Менахем Бегин (1913−1992)
В 1978 году Бегин становится инициатором переговоров с президентом Египта Анваром Садатом, завершившихся в сентябре того же года подписанием Кэмп-Дэвидских соглашений, за что Менахем Бегин, наряду с Садатом, получил Нобелевскую премию мира.
Так что же привело к конфликту двух выдающихся сынов еврейского народа? Дадим слово Петру Люкимсону − израильскому русскоязычному писателю и журналисту, автору биографии Исаака Башера-Зингера «Последний Бес. Жизнь и творчество Исаака Башевиса-Зингера».
«В конце ноября 1978 года с официальным визитом в США прибыл премьер-министр Израиля Менахем Бегин. В числе тех, с кем он захотел встретиться, был и Исаак Башевис-Зингер. Это желание главы израильского правительства было вполне понятным. Как-никак, Башевис-Зингер после ивритоязычного писателя Шмуэля-Йозефа Агнона стал вторым «настоящим еврейским писателем», удостоенным Нобелевской премии. Когда секретарь Бегина позвонил Башевису-Зингеру и пригласил его в гости к премьер-министру Израиля, писатель, несмотря на все хлопоты, связанные с предстоящей поездкой, сразу же согласился на эту встречу.
— Только пришлите за мной машину или такси, — попросил он. — Своего автомобиля у меня нет, да и управлять им я не умею.
— К сожалению, это невозможно, — ответил секретарь. — Эти расходы не запланированы в нашем бюджете. Постарайтесь как-нибудь добраться до нас сами.
Этот ответ огорошил Башевиса-Зингера и был воспринят им как откровенное оскорбление. В США, да и во всем мире, принято, чтобы приглашающая сторона доставила гостя до места, а затем отвезла домой. Тем не менее, Зингер решил не устраивать скандал из-за пустяка и, взяв такси, направился в апартаменты Менахема Бегина.

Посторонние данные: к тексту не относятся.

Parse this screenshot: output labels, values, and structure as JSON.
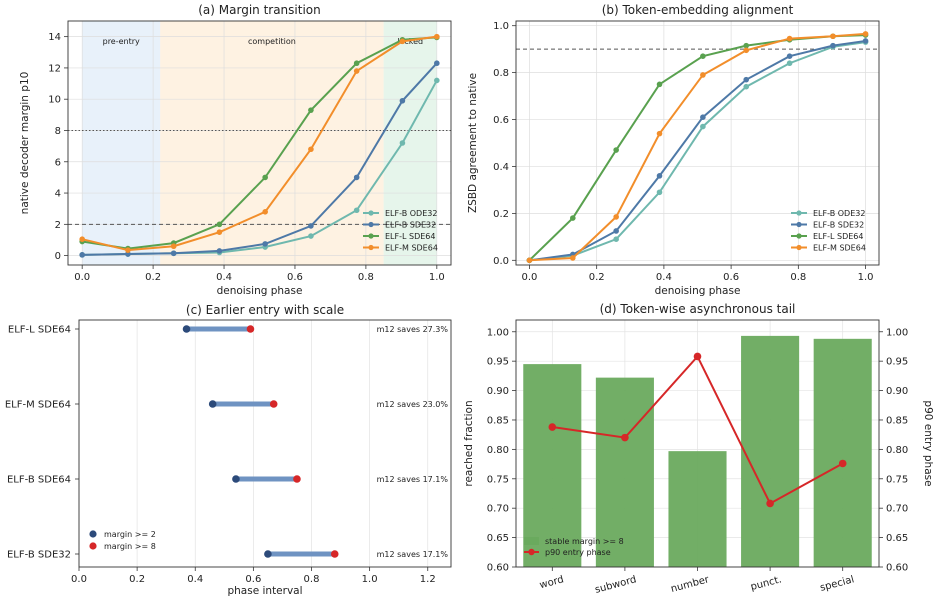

Поначалу беседа между писателем и политиком протекала в самых дружеских тонах. Бегин тепло поздравил новоиспеченного лауреата, заметил, что видит в этой награде как признание его личного вклада в мировую литературу, так и признание огромного значения всей еврейской культуры. Однако в какой-то момент израильский премьер неожиданно перешел на менторский тон.
— И все же, господин Зингер, — сказал он, — вы должны отдавать себе отчет, что всю жизнь творили на умирающем языке, который на новом этапе истории стал совершенно не нужен нашему народу. Идиш, возможно, идеально подходил для общения евреев внутри местечка, но окончательно изжил себя после того, как мы вновь обрели свое государство. Язык слабых, гонимых и униженных, он абсолютно не годится для сильной, независимой нации. Это видно хотя бы из того, что на идиш нет слов, с помощью которых можно командовать армией, отдавать приказы солдатам, а ведь армия — это основа существования государства. Ну, как вы, к примеру, отдадите на идиш команду «смирно!»?! «Сведите ноги вместе»?! Так что, извините, но при всем уважении к вам лично и к вашему творчеству, я повторю: ваш идиш обречен, и еще через одно поколение будет вообще никому не нужен!
— Вы правы только в одном, господин премьер: идиш — это язык, предназначенный для мира, а не для войны, для любви и уважения, а не для хамства! — ответил Башевис-Зингер и, не попрощавшись, не подав Бегину руки, вышел из его номера.»[1]
Позволим себе небольшое отступление от основной темы очерка.
Евреи появились в Европе в I веке новой эры, после того как Рим поглотил Иудею. Их потомки, которые обосновались в Восточной и Центральной Европе, получили название ашкенази. Уже тогда началось типичное для еврейских европейских общин языковое раздвоение на классический древнееврейский "лошн койдеш" (иврит –«святой язык») и идиш. В то время, как иврит являлся книжным языком, которым пользовались на протяжении восемнадцати столетий, идиш представлял собой германский язык, но использующий древнееврейский алфавит и манеру письма справа налево. Для общения с «миром чужих» ашкенази осваивали местные языки, а «среди своих» продолжали говорить на идише.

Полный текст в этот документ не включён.